アラン著 古賀照一訳 「3」 白水社

 

感情・情念・表徴

 

第17章 男性の宗教と女性の宗教

 

 

 

女性は男性よりも宗教に支配されることが少ない。

 

女性は現実世界に順応し、自然に従ってまっすぐに生きる性分であり、

 

解けぬ問題に頭を悩ませない存在である。

 

女性は本性からいって実証的精神に従って生きていく存在である。

 

女性の思考は感情の生活は瞑想の生む意見に左右されることが少ない。

 

女性は理論の教えを決して真に受けない存在である。

 

肝臓のうっ血や胃の酸味をすぐさま情熱に変えてしまう思考の酵母が欠けているため

 

女性の情動はいつまでも情動であるにとどまっている。

 

男性は筋肉組織的には上手く適合する。

 

男性は女性よりも想像力が豊かである。

 

女性はほとんど懐疑しない。

 

狂暴な決意と狂信は懐疑無くしてはありえない。

 

数珠や詩篇や儀式は悲哀や復讐心や絶望を抑える強力な手段なのである。

 

実証的精神は祭典儀式秘蹟という物まねによる浄化作用を軽蔑しない。

 

男性は現実的世界よりも感情的で想像力が豊かであって、

 

一種の狂騒状態と教義力に打たれた興奮状態を見せる。
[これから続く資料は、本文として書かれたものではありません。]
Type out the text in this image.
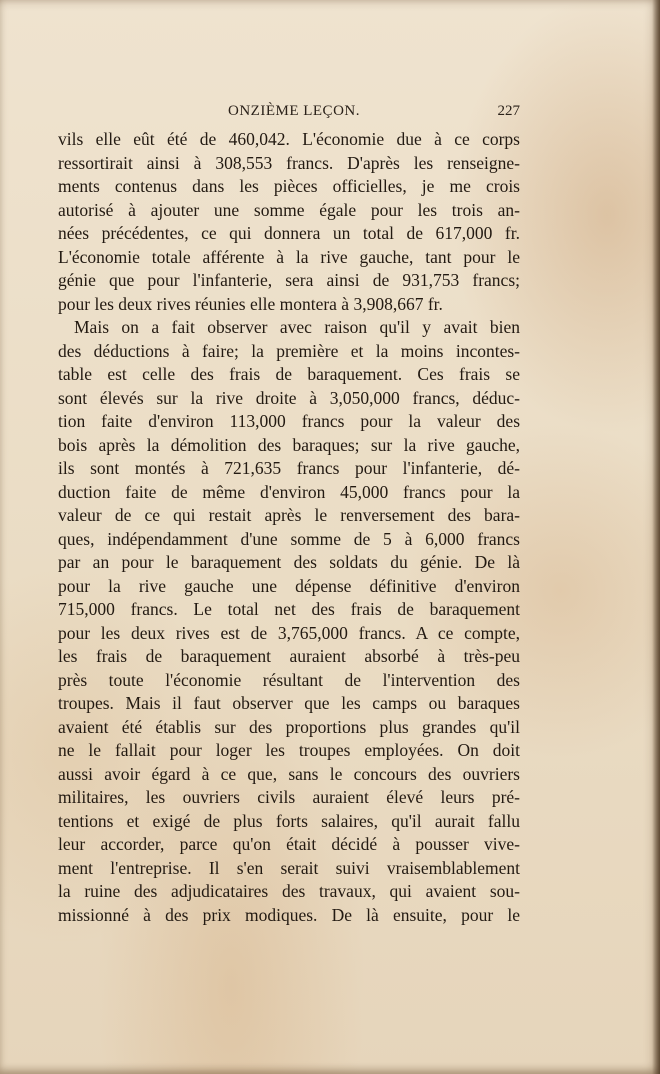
ONZIÈME LEÇON.	227
vils elle eût été de 460,042. L'économie due à ce corps
ressortirait ainsi à 308,553 francs. D'après les renseigne-
ments contenus dans les pièces officielles, je me crois
autorisé à ajouter une somme égale pour les trois an-
nées précédentes, ce qui donnera un total de 617,000 fr.
L'économie totale afférente à la rive gauche, tant pour le
génie que pour l'infanterie, sera ainsi de 931,753 francs;
pour les deux rives réunies elle montera à 3,908,667 fr.
Mais on a fait observer avec raison qu'il y avait bien
des déductions à faire; la première et la moins incontes-
table est celle des frais de baraquement. Ces frais se
sont élevés sur la rive droite à 3,050,000 francs, déduc-
tion faite d'environ 113,000 francs pour la valeur des
bois après la démolition des baraques; sur la rive gauche,
ils sont montés à 721,635 francs pour l'infanterie, dé-
duction faite de même d'environ 45,000 francs pour la
valeur de ce qui restait après le renversement des bara-
ques, indépendamment d'une somme de 5 à 6,000 francs
par an pour le baraquement des soldats du génie. De là
pour la rive gauche une dépense définitive d'environ
715,000 francs. Le total net des frais de baraquement
pour les deux rives est de 3,765,000 francs. A ce compte,
les frais de baraquement auraient absorbé à très-peu
près toute l'économie résultant de l'intervention des
troupes. Mais il faut observer que les camps ou baraques
avaient été établis sur des proportions plus grandes qu'il
ne le fallait pour loger les troupes employées. On doit
aussi avoir égard à ce que, sans le concours des ouvriers
militaires, les ouvriers civils auraient élevé leurs pré-
tentions et exigé de plus forts salaires, qu'il aurait fallu
leur accorder, parce qu'on était décidé à pousser vive-
ment l'entreprise. Il s'en serait suivi vraisemblablement
la ruine des adjudicataires des travaux, qui avaient sou-
missionné à des prix modiques. De là ensuite, pour le
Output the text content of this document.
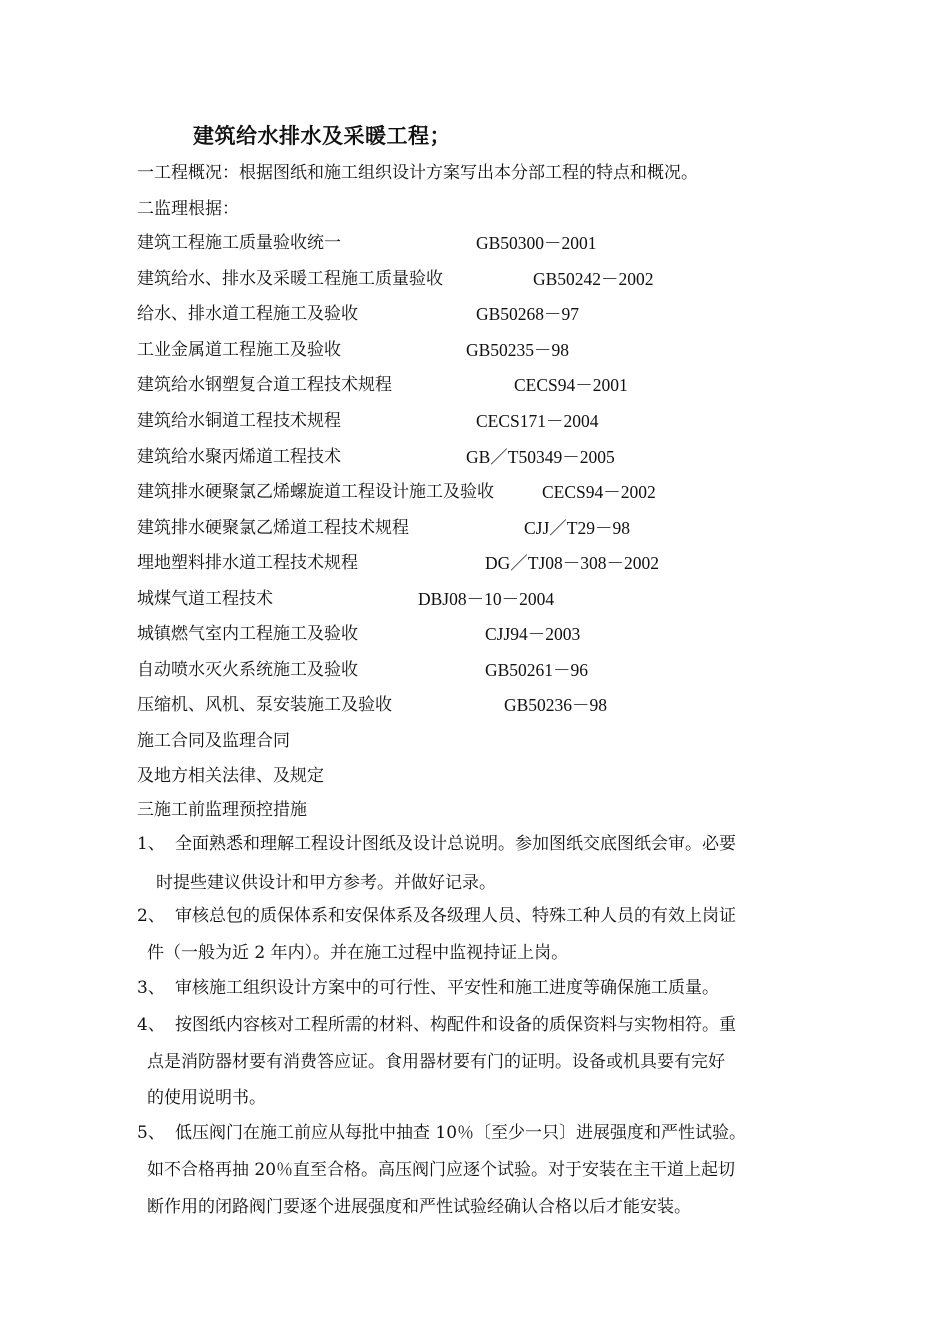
建筑给水排水及采暖工程；
一工程概况：根据图纸和施工组织设计方案写出本分部工程的特点和概况。
二监理根据：
建筑工程施工质量验收统一	GB50300－2001
建筑给水、排水及采暖工程施工质量验收	GB50242－2002
给水、排水道工程施工及验收	GB50268－97
工业金属道工程施工及验收	GB50235－98
建筑给水钢塑复合道工程技术规程	CECS94－2001
建筑给水铜道工程技术规程	CECS171－2004
建筑给水聚丙烯道工程技术	GB／T50349－2005
建筑排水硬聚氯乙烯螺旋道工程设计施工及验收	CECS94－2002
建筑排水硬聚氯乙烯道工程技术规程	CJJ／T29－98
埋地塑料排水道工程技术规程	DG／TJ08－308－2002
城煤气道工程技术	DBJ08－10－2004
城镇燃气室内工程施工及验收	CJJ94－2003
自动喷水灭火系统施工及验收	GB50261－96
压缩机、风机、泵安装施工及验收	GB50236－98
施工合同及监理合同
及地方相关法律、及规定
三施工前监理预控措施
1、 全面熟悉和理解工程设计图纸及设计总说明。参加图纸交底图纸会审。必要
时提些建议供设计和甲方参考。并做好记录。
2、 审核总包的质保体系和安保体系及各级理人员、特殊工种人员的有效上岗证
件（一般为近 2 年内）。并在施工过程中监视持证上岗。
3、 审核施工组织设计方案中的可行性、平安性和施工进度等确保施工质量。
4、 按图纸内容核对工程所需的材料、构配件和设备的质保资料与实物相符。重
点是消防器材要有消费答应证。食用器材要有门的证明。设备或机具要有完好
的使用说明书。
5、 低压阀门在施工前应从每批中抽查 10％〔至少一只〕进展强度和严性试验。
如不合格再抽 20％直至合格。高压阀门应逐个试验。对于安装在主干道上起切
断作用的闭路阀门要逐个进展强度和严性试验经确认合格以后才能安装。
つまり

 

宗教的に支配される傾向が強い。

 

一方女性はそういった男性の形而上学者とは異なり、現実世界である。

 

いわゆる実証的精神にいる存在であるため、懐疑(想像)しないため

 

現実的であるため、その精神は宗教上の儀式をも精神の浄化作用によって

 

現実を試みる。

 

精神の浄化作用とは、悲哀・復讐心・絶望感を抑える強力な手段である。

 

 

男性は宗教的に狂騒的・興奮状態を見せるが、女性は宗教的であっても現実的であって

 

宗教を一つの現実化するための手段に変えているにすぎない。

 

宗教を物まねによる浄化作用として。